Showing posts with label food and drink. Show all posts
Showing posts with label food and drink. Show all posts

Friday, 2 September 2016

retro lollies



We also enjoyed many of Melbourne's fab little cafes. More shabby chic than Sydney on the whole, and with a bigger retro thing going on - down to the lollies (sweets).

Monday, 15 June 2015

privilege


Oh, and then we went for ‘fine dining’ just across the road to Aqua. Really recommend it, the food was just gorgeous, the view is wonderful - and being squeezed between Luna Park, an ageing Olympic style swimming pool and the Sydney Bridge seemed just about right. 

chips on the beach (again)


Great to have friends here for a week. As always an opportunity to be a proper tourist again, interspersed with - as always with Z - plotting lots of future project together. Seemed to spend a lot of time in the Coogee Pavilion, but also took the ferry to Manley and did the fish-and-chips-on-the-beach-at-sunset-thing.

Friday, 8 May 2015

E and P




It was so lovely to have E and P in town recently; also a bit of an excuse to be a tourist again, and to eat out lots. We did the Coogee to Bondi coastal walk (well P did - E and I struck off at Bronte and went shopping as is our wont); took the ferry out to a wet and windy Manley (and ate in the unexpectedly amazing Pantry) and of course had lobster and chips at Doyles and the eggnet at one of my all time favourite places, Longrain.  

Sunday, 3 May 2015

life in elizabeth bay




The café in the bay near K’s flat used to be a fabulous – and typically Sydney - breakfast joint. It then got taken over by the hipsterish Miss Chu’s and did Vietnamese things for a bit. But then she over-extended,  went into voluntary administration and so it has been shut for a while. Now it appears to have been taken over by an Irishman and a Scotsman (apologies to them is this is wrong). They have an enthusiasm for slightly peculiar items in this context such as penguin bars and (I think) tunnock’s teacakes. And last time I went to get a flat white, at about 8.30am, they were just advising a customer that mushroom soup with sherry would be available very soon. 

Saturday, 28 February 2015

becoming an australian


So proud of K; she is now an Australian citizen. The ceremony was in Sydney Town Hall and was a fabulous mix of the serious, amateur and surreal which I found completely touching. About 500 people from all around the world becoming Australians, and being welcomed by politicians using it as a chance to have a dig at Tony Abbott by calling for much more support for refugees.
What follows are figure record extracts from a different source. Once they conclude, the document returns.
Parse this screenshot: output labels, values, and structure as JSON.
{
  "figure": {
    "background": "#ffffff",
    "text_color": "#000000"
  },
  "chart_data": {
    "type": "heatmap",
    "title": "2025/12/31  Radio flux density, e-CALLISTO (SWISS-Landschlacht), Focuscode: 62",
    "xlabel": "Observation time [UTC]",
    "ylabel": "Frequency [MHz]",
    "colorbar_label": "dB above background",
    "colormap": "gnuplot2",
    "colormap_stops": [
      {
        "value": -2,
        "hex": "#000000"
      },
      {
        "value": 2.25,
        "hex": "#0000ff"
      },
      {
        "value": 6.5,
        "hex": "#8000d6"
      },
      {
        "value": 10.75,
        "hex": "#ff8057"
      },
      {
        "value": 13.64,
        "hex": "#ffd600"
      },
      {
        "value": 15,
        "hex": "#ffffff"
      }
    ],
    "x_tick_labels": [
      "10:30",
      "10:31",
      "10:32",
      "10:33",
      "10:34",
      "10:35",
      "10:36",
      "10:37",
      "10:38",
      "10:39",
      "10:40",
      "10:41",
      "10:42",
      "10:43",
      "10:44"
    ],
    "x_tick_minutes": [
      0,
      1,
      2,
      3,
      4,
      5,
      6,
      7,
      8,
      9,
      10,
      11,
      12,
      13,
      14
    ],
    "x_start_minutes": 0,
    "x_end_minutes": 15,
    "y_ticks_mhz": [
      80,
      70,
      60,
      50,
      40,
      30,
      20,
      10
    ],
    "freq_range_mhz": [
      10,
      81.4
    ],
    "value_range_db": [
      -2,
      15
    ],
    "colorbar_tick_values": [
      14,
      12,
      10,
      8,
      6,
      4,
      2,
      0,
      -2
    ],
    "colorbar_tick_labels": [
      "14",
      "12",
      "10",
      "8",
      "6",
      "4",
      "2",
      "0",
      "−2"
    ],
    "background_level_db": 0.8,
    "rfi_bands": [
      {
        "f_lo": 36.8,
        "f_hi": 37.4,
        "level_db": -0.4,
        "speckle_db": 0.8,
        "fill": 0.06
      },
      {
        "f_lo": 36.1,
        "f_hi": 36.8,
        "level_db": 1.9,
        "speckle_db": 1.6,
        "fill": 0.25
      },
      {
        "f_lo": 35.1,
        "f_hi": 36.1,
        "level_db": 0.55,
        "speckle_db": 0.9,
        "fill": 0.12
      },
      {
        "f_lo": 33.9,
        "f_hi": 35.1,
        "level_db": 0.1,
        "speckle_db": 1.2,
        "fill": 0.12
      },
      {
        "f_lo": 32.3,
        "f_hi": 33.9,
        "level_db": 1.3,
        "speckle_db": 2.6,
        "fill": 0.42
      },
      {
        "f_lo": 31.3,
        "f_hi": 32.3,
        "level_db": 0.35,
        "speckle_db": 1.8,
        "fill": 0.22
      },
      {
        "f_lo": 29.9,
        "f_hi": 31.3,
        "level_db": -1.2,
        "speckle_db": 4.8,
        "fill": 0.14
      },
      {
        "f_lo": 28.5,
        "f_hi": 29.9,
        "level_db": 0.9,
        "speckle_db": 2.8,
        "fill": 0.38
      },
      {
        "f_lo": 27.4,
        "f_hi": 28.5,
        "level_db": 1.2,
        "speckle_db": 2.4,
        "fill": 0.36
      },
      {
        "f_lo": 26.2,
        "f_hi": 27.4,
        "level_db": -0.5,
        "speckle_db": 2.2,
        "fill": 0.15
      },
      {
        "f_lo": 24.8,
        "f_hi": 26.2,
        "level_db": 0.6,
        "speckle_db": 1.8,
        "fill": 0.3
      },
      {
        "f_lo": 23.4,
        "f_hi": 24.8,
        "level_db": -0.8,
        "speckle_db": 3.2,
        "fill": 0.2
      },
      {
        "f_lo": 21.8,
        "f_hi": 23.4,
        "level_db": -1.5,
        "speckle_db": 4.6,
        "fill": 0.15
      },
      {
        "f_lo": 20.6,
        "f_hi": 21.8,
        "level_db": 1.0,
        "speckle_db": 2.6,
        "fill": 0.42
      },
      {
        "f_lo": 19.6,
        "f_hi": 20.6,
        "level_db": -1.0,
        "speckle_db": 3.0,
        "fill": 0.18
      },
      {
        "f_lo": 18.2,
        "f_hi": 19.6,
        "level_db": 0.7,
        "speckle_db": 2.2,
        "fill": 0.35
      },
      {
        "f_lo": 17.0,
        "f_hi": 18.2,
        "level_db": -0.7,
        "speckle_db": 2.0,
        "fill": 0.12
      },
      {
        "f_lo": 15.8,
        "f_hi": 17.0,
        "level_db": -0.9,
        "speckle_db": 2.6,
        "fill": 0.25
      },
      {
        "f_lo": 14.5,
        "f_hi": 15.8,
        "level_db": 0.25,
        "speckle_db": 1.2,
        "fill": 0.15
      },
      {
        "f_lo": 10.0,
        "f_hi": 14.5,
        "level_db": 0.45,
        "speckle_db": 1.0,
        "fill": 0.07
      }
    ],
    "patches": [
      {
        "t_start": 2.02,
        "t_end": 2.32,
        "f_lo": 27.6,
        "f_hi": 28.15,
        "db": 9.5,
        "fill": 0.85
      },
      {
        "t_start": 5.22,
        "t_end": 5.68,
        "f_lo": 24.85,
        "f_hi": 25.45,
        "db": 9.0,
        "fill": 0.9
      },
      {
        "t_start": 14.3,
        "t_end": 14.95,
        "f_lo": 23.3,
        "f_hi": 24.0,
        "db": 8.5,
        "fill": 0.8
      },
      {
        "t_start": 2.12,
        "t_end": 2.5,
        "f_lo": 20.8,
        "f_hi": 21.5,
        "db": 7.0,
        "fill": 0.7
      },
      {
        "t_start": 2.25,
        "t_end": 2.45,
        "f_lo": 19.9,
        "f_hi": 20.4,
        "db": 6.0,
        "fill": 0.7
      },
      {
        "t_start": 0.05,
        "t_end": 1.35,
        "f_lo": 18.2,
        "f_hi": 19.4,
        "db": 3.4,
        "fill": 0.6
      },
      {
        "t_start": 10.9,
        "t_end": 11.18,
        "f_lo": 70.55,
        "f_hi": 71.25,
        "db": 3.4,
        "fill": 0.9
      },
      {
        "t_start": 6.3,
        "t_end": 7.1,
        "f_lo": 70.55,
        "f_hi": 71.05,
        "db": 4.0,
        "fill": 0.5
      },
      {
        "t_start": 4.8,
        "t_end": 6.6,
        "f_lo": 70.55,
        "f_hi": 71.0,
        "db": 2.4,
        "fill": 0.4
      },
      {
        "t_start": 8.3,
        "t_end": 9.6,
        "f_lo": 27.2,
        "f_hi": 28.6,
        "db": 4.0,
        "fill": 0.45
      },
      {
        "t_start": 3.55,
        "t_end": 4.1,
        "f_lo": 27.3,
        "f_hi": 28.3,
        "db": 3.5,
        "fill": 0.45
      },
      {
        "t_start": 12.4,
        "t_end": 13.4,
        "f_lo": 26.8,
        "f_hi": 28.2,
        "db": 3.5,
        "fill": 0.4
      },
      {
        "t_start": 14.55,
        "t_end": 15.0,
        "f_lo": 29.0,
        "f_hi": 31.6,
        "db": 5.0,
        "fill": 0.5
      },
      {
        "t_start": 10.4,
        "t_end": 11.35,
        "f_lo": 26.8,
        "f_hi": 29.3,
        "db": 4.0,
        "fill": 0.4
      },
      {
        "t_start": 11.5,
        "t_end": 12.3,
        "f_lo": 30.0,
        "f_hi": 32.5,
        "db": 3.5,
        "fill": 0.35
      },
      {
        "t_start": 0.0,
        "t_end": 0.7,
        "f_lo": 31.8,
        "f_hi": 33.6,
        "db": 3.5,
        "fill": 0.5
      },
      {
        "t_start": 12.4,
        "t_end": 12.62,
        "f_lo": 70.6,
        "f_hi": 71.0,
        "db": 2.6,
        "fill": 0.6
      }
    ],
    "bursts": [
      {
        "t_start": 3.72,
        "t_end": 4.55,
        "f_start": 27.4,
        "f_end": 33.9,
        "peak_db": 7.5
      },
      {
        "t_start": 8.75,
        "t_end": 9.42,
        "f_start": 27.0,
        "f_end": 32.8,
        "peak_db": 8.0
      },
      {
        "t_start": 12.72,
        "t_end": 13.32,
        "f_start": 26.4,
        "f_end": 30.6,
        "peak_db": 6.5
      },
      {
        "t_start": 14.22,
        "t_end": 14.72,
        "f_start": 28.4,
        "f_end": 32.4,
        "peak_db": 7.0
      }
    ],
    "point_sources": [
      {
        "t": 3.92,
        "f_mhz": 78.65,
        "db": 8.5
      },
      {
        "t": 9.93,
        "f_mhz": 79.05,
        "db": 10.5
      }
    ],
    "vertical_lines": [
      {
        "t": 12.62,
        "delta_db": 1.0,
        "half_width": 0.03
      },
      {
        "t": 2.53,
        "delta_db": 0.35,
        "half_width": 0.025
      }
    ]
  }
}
Interesting to see how nations decide to define their identity at these moments. This one involved the Mayor, a small kind-of-jazz band playing Waltzing Matilda, a group pledge, the handing over of certificates with official photograph-takaing, and then a jolly version of Advance Australia Fair followed by tea and 'typical' Australian cakes. Which are lamingtons, anztac biscuits and miniature pavlovas. I think of these as Aussie 'battler' foods, by which I mean, poor people's comfort foods. So lamingtons are squares of stale victoria sponge, made palatable by rolling in cocoa powder and desiccated coconut (both dried foods that could be kept for ages in remote ranch kitchens). And all the Australians I know feel incredibly nostalgic about them. 

Monday, 17 November 2014

barbie boats


The opportunity to have a communal barbie out-of-doors is everywhere to be found in and around Sydney: publically equipped with all the basic cooking kit, built-in tables and chairs and also toilets. Both generously provided and very well-used.

On the Hawkesbury you can even rent a barbie boat. (I should note that the one here is stuck on a sandbank, and will be unable to leave- according to our captain - for at least 6 hours). 

Monday, 29 September 2014

lets the barbies begin



Turns out there is a food and drink festival at Coogee beach (beach soccer next weekend, so yet more crowdedness). Everyone, to my English eyes, very packed together and loud – but then obviously having a very good time, so I can keep that London cynicism to myself.